Fear of being called a sell-out. Believe me, this one was a doozie. I like to think that I've developed a thicker set of skin over the years since I first started writing novels, but when it comes right down to it, I want people to like me. I knew if I wrote a series that didn't conform to the Christian fiction standards, some readers would call me a sell-out. They'd think my choice was strictly about money. (It's not, by the way. In fact, all the ebook sales from Marionette are being donated to Liberty in North Korea and their underground railroad for refugees, which kind of silences that argument pretty fast.)
Fear of losing my readers' respect. Did I mention I want people to like me? Did I mention I'm insecure? I can't tell you how many times I polled Facebook friends and forums basically asking, "Would you still respect a Christian author who writes non-Christian books?" Some said yes. Some said no. Some said no quite forcefully. I was scared.

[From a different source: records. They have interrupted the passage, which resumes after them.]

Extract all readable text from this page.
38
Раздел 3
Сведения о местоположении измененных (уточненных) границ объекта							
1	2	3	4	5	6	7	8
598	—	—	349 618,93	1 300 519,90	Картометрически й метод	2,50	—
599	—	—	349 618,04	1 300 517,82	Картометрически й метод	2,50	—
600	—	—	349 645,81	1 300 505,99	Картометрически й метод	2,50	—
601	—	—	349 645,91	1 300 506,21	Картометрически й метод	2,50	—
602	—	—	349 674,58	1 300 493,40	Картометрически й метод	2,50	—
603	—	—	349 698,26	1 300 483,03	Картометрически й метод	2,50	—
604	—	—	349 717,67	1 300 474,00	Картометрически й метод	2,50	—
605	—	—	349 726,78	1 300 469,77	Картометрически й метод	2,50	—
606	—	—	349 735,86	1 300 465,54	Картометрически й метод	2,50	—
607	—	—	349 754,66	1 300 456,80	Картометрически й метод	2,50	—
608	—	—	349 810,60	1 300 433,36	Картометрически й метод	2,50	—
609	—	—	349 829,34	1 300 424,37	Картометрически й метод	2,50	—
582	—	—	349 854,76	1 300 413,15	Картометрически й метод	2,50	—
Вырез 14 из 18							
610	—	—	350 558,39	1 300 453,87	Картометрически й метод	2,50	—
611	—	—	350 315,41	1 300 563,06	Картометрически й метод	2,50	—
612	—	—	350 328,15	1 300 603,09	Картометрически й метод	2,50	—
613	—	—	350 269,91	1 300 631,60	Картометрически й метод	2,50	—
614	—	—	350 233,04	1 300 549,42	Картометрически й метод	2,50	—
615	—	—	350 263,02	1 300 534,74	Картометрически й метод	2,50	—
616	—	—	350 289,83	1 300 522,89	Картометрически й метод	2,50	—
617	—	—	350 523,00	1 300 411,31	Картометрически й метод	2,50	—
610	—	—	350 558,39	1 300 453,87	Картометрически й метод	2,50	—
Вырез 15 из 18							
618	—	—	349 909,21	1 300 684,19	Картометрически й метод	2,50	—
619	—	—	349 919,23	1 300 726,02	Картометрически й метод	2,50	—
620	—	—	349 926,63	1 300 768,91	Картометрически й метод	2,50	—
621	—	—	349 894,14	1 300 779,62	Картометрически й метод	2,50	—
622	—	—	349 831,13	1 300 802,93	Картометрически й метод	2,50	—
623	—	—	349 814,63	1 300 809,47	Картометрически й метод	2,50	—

Fear of stepping out of God's will. I know it will sound weird to some of you, but I felt called to write this spy series. I have no idea why. All I know was it was a very strong feeling, more than what I've experienced with any of my other books. But what if I was wrong? What if I was just making all that up? What if God didn't want me writing these books? Would he stop blessing my Christian novels if I dabbled in the world of mainstream writing?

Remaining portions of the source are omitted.